I started saying Namaste aloud in my yoga classes again. It carried memory. It had meaning. It held weight.
When Covid hit, I went from practicing about once a week to a daily yoga practice. Without family or roommates, it was my social world in a time of isolation. And it brought me closer to the practice and philosophy of yoga.
Yoga became my emotional stability as I spent 24 hours a day in a 300-square-foot one-room apartment during Covid. I would “brag” in work meetings that I could touch my couch, bed, and refrigerator at the same time.
Yoga was also my escape from the world. I joined a studio in London and took online classes every day with them. The accents took me away on an exotic one-hour excursion, while locked in my apartment. Through my computer screen, I peered outside the windows of the yoga studio in London, imagining I was walking down the street with the locals as I moved between warrior poses.
After a while, I started thinking more about the practice of yoga. While the dozens of instructors I learned from varied, there were some that were more focused on introspection and contemplation. Some brought in yoga philosophy. Many posed questions – questions that weren’t easily answered nor solved in a single class. That was the intention.
While I had found my Namaste meaning, I wondered if others had. I often whispered or just thought the word to myself. With more practice over these months, I began to realize that yoga was not about movement.
I had an instructor who said yoga was only about breath. It was solely a practice of breath. I liked that thought, but it still felt like there was more.
I had an instructor who talked for a whole hour before we ever moved from a seated position on our mat. It was solely a focus of guided meditation and long periods of silence. I liked thinking about those hard questions. The questions that could really make your head hurt. The questions that you think about for days…weeks…months…years. But I still felt there was more than this.

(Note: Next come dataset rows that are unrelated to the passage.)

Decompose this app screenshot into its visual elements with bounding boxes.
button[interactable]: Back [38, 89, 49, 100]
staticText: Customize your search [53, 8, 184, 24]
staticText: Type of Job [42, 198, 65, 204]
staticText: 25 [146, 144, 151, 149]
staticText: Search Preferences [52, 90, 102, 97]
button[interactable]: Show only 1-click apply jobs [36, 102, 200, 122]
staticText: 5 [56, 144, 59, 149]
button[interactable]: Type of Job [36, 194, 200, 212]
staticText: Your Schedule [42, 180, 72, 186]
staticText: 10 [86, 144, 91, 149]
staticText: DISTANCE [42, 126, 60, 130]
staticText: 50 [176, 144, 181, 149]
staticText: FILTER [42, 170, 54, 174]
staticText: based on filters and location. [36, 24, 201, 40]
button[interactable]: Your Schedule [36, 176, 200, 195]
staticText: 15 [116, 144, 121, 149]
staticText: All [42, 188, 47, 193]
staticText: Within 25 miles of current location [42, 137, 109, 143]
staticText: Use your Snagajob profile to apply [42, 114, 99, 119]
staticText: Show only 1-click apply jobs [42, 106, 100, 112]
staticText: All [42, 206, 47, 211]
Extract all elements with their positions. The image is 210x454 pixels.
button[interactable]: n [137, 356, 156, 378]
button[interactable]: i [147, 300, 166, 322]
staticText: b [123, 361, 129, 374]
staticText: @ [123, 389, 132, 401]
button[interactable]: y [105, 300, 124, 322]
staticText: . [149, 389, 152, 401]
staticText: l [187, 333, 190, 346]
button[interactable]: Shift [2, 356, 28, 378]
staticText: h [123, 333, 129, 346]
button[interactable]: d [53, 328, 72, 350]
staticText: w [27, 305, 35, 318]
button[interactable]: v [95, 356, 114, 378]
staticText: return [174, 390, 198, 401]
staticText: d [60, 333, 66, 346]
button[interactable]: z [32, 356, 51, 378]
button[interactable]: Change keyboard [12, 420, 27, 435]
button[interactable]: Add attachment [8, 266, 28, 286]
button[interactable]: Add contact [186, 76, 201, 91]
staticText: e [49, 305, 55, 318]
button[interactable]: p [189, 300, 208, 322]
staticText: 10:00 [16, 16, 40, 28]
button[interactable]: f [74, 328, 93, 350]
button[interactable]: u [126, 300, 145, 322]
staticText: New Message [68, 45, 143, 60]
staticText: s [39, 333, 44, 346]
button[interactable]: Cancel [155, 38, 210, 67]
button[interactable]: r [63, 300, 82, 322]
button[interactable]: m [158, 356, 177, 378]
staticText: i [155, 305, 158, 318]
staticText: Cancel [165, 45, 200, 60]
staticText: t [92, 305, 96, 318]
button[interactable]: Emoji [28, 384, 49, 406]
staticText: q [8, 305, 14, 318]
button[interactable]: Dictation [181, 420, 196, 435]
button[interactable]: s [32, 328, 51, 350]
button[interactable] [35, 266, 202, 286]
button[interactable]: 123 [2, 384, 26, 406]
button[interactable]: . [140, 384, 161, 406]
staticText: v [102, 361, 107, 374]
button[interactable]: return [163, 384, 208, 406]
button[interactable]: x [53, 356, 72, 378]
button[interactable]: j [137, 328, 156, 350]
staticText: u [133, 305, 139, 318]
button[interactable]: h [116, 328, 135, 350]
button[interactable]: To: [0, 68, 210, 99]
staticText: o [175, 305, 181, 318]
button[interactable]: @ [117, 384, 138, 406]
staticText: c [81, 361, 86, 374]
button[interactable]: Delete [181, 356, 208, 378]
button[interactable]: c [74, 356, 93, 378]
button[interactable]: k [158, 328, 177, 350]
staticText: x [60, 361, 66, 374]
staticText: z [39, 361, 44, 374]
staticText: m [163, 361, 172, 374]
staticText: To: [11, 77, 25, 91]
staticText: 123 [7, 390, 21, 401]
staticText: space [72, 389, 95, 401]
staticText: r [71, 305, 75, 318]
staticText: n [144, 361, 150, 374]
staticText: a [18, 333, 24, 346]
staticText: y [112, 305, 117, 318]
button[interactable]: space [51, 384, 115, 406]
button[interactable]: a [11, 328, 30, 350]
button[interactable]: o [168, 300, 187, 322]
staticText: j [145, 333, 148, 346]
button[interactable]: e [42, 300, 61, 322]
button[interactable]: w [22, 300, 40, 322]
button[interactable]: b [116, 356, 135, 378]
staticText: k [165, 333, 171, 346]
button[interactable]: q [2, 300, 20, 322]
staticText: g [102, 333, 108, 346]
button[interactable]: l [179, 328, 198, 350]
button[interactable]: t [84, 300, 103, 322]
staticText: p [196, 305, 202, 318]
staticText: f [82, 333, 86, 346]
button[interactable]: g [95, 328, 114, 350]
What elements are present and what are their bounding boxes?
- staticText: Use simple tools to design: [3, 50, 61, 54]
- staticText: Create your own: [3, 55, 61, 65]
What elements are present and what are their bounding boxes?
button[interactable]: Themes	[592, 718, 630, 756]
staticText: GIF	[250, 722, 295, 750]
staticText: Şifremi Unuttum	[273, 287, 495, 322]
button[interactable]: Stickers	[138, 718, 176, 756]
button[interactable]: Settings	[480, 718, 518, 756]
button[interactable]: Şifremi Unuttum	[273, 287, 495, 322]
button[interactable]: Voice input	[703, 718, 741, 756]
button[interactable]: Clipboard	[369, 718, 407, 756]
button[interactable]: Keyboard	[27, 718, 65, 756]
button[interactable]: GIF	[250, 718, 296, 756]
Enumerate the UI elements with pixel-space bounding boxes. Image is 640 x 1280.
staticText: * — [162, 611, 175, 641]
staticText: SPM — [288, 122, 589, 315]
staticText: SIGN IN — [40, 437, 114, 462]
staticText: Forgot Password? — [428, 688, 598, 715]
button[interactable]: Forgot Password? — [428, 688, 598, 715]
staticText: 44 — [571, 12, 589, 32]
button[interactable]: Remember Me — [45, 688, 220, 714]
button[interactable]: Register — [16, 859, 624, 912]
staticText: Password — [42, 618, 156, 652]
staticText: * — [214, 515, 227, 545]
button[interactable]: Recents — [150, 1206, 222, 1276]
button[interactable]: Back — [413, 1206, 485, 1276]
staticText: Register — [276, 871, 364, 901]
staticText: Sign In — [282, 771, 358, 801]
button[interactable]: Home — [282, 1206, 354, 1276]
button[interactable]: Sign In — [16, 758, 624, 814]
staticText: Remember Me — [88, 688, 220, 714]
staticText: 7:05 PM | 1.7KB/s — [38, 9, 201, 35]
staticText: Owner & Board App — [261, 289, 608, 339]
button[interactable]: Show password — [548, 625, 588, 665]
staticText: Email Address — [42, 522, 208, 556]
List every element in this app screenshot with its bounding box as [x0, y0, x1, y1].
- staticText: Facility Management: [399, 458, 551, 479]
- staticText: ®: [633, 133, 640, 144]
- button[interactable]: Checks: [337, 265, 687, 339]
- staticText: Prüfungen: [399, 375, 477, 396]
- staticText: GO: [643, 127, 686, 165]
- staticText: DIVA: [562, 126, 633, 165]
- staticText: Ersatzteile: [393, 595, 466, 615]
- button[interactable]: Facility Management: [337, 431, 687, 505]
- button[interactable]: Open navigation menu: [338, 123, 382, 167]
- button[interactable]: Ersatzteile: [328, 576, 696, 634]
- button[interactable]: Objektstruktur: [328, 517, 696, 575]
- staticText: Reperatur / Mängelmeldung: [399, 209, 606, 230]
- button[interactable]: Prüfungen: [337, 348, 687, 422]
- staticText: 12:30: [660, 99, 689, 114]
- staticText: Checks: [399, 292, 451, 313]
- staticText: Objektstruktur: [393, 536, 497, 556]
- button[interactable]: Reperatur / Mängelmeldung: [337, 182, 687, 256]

Another instructor brought a balance of philosophy, practical movement, and internal contemplation. I liked the balance she brought, even with the new movement patterns that deviated from traditional yoga asanas.
I kept these thoughts and uncertainties in the back of my mind – teetering between silence or just mouthing the word Namaste, without voice. I still desired clarity.
I eventually completed a 200-hour Yoga Teacher Training over 6 months. The first 100 hours were online, with the final 100 hours in-person in Bali. Another place where I’d lived and volunteered, but for months this time. I was practicing yoga typically twice a day. I felt more connected – to Bali, my instructor, and to the practice itself. Less than a year after I moved back to the US, I signed up for the training to become a yoga instructor.
I remember one of her lessons focused on the cultural misappropriation of yoga. Sayings like “Namas-Stay in Bed” or “Sweating My Asana Off.” It was about respecting the culture, the words, the people, the history, the practice. That truly resonated with me. But I was also more lost about whether to say Namaste at the end of my practice.
Namaste had become an important word for me. It was connected to a time of my life that brought much meaning and important connections. I didn’t want other people to just say it because they should. But I also didn’t want to deny my synergy with the word.
I removed Namaste again – this time from teachings. I felt empty without the impactful feeling that word brought me. But I eventually found a way to honor the word, the culture, my understanding, and the practice.
I now end every class I teach the same way:
“I close with a word that became meaningful to me during my time volunteering in India and the Tibetan capital in exile. The people of that community taught me that this word means, ‘My day is better having spent this time with you and I hope your day is better having practiced together.’ Namaste.”